Scene 4: I really felt like a pioneer this week. We have an investigator who lives in an area called Sonrisa de Dios (smile of God) where most of the houses are plastic and cardboard and none of them have running water. There are actually a few houses spread out around the area that have been built by the government and have cement floors, a main room and two bedrooms and are actually pretty nice and Maria Cristina lives in one of these houses. But she still has to take her cart to the community water spigot to fill up her buckets and yesterday we found her in the middle of that daily chore. I felt close to my pioneer heritage as I pushed the two-wheeled cart full of buckets of water, up the dusty hill to her house. It was actually pretty fun and then we taught her a great lesson about how we can feel the promptings of the Holy Ghost. She is really progressing, coming to church, paying tithing and I know she has a testimony. She has two cute kids that want to be baptized as well. The problem is, she’s not married to the man she’s living with and he is actually still married to another person. Big problems right? So hopefully there will be a divorce and another wedding in the near future.

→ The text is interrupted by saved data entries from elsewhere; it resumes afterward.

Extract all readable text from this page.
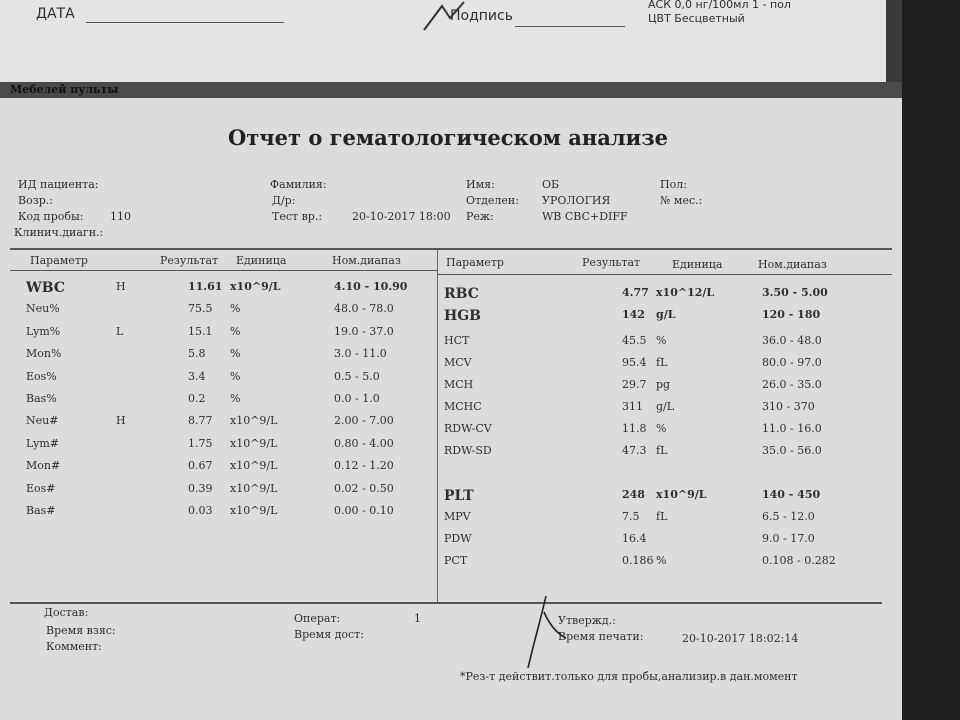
ДАТА	Подпись
АСК 0,0 нг/100мл 1 - пол
ЦВТ Бесцветный
Мебелей пульты
Отчет о гематологическом анализе
ИД пациента:
Возр.:
Код пробы: 110
Клинич.диагн.:
Фамилия:
Д/р:
Тест вр.:	20-10-2017 18:00
Имя:	ОБ
Отделен: УРОЛОГИЯ
Реж:	WB CBC+DIFF
Пол:
№ мес.:
Параметр	Результат Единица	Ном.диапаз	Параметр	Результат	Единица	Ном.диапаз
Достав:
Время взяс:
Коммент:
Операт:	1
Время дост:
Утвержд.:
Время печати:	20-10-2017 18:02:14
*Рез-т действит.только для пробы,анализир.в дан.момент
WBC	H	11.61 x10^9/L	4.10 - 10.90
Neu%	75.5 %	48.0 - 78.0
Lym%	L	15.1 %	19.0 - 37.0
Mon%	5.8 %	3.0 - 11.0
Eos%	3.4 %	0.5 - 5.0
Bas%	0.2 %	0.0 - 1.0
Neu#	H	8.77 x10^9/L	2.00 - 7.00
Lym#	1.75 x10^9/L	0.80 - 4.00
Mon#	0.67 x10^9/L	0.12 - 1.20
Eos#	0.39 x10^9/L	0.02 - 0.50
Bas#	0.03 x10^9/L	0.00 - 0.10
RBC	4.77 x10^12/L	3.50 - 5.00
HGB	142 g/L	120 - 180
HCT	45.5 %	36.0 - 48.0
MCV	95.4 fL	80.0 - 97.0
MCH	29.7 pg	26.0 - 35.0
MCHC	311 g/L	310 - 370
RDW-CV	11.8 %	11.0 - 16.0
RDW-SD	47.3 fL	35.0 - 56.0
PLT	248 x10^9/L	140 - 450
MPV	7.5 fL	6.5 - 12.0
PDW	16.4	9.0 - 17.0
PCT	0.186 %	0.108 - 0.282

Ah! I wish I had more time to write.

We baptized Napoleon and Belkys this week (Napoleon is Maria Cristina’s little brother) and they are doing great. We had a lesson about temples and eternal marriage this week and I got a glimpse of how wonderful their future could be as we were talking about when they could go to the temple and be sealed. Hna. Pineda is from El Salvador and the temple that is being built there will be done by the time that Nap and Bel have one year, so Hna. Pineda might get to go to their sealing. How amazing would it be to be in the temple with people you had taught and baptized? Wow. I feel so urgently that we need to really take good care of Nap and Belkys in the next year to strengthen and support them and continue to teach them. I hope that the next missionaries here will take good care of them and all of the people we’ve baptized. It made me look at the rest of the recent converts here differently. They were baptized before I got here, but they were some missionary’s converts and I know that that missionary is hoping the same thing, that Hna. Pineda and I are taking good care of them to help them become deeply rooted in the gospel. I hope all the members throughout the world and paying special close attention to the recent converts in their ward and helping to point them towards the temple.

I’m out of time, darn it. But I just wanted to let you all know that being a missionary is the best thing in the world – it’s being able to see more clearly the eternal possibilities of people’s lives.